Matthew Park (Pd. 4)

Answer: Arrows indicate the processes that move nutrients between reservoirs. 22. What are the four biogeochemical cycles and describe each one. Answer: Water cycle, Carbon cycle, Nitrogen Cycle, Phosphorus Cycle.

23. Define critical load. Answer: The amount of added nutrient, usually nitrogen or phosphorus, that can be absorbed by added nutrients without damaging ecosystem integrity. 24. Define biological magnification. Answer: A process in which toxins become more concentrated in successive trophic levels of a food web. 25. What is the greenhouse effect? Answer: A process characterized by the retainment of solar heat within the Earths atmosphere due to the accumulation of certain gases. Chapter 54 Quiz Questions: 1. Tropical rain forests have the most productive terrestrial net primary production. What other type of ecosystem also has a very high net primary production, but contributes only a small amount to the global net primary production? Answer: Estuaries and coral reefs. 2. Complete the diagram. ________ leads to an increase in ___________ populations, leading to an increase in nitrogen fixation, thus leading to an increase in _____________ production.
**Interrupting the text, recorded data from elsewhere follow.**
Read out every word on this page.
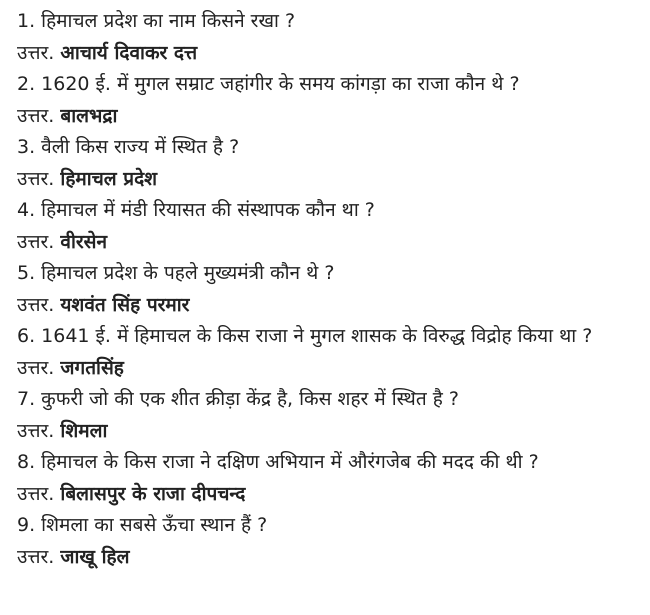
1. हिमाचल प्रदेश का नाम किसने रखा ?
उत्तर. आचार्य दिवाकर दत्त
2. 1620 ई. में मुगल सम्राट जहांगीर के समय कांगड़ा का राजा कौन थे ?
उत्तर. बालभद्रा
3. वैली किस राज्य में स्थित है ?
उत्तर. हिमाचल प्रदेश
4. हिमाचल में मंडी रियासत की संस्थापक कौन था ?
उत्तर. वीरसेन
5. हिमाचल प्रदेश के पहले मुख्यमंत्री कौन थे ?
उत्तर. यशवंत सिंह परमार
6. 1641 ई. में हिमाचल के किस राजा ने मुगल शासक के विरुद्ध विद्रोह किया था ?
उत्तर. जगतसिंह
7. कुफरी जो की एक शीत क्रीड़ा केंद्र है, किस शहर में स्थित है ?
उत्तर. शिमला
8. हिमाचल के किस राजा ने दक्षिण अभियान में औरंगजेब की मदद की थी ?
उत्तर. बिलासपुर के राजा दीपचन्द
9. शिमला का सबसे ऊँचा स्थान हैं ?
उत्तर. जाखू हिल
Answer: Iron; cyanobacteria; phytoplankton 3. True or false: In many freshwater lakes, phytoplankton communities that had been dominated by diatoms became dominated by green algae. Answer: False; phytoplankton communities were eventually dominated by cyanobacteria, thus completing the process of eutrophication. 4. Given that 67J of the 100J of assimilated energy in caterpillars is used for respiration, what is the production efficiency of a caterpillar? Answer: 33% 5. Trophic efficiencies must always be ______ (than/equal to) production efficiencies. Answer: less than

Matthew Park (Pd. 4)

6. In ______________, ammonium ions are converted to NO3- by nitrifying bacteria, while ________ decomposes organic nitrogen to ammonium ions. Answer: Nitrification; ammonification 7. Because humus and soil particles bind phosphates, the recycling of phosphorus tends to be quite __________ in ecosystems. Answer: localized (or other synonymous words) 8. What chemicals are primarily responsible for the formation of acid precipitation? Answer: Sulfur dioxide and nitrogen oxides that react in the atmosphere to form sulfuric and nitric acids. 9. ___________ tend to be the organisms that are most severely affected by toxic compounds in the environment, due to __________________. Answer: Top-level carnivores; biological magnification. 10. True or false: Chlorine from chlorofluorocarbons interacts with ozone, forming carbon dioxide and oxygen. Answer: false; they form chlorine monoxide molecules instead of carbon dioxide.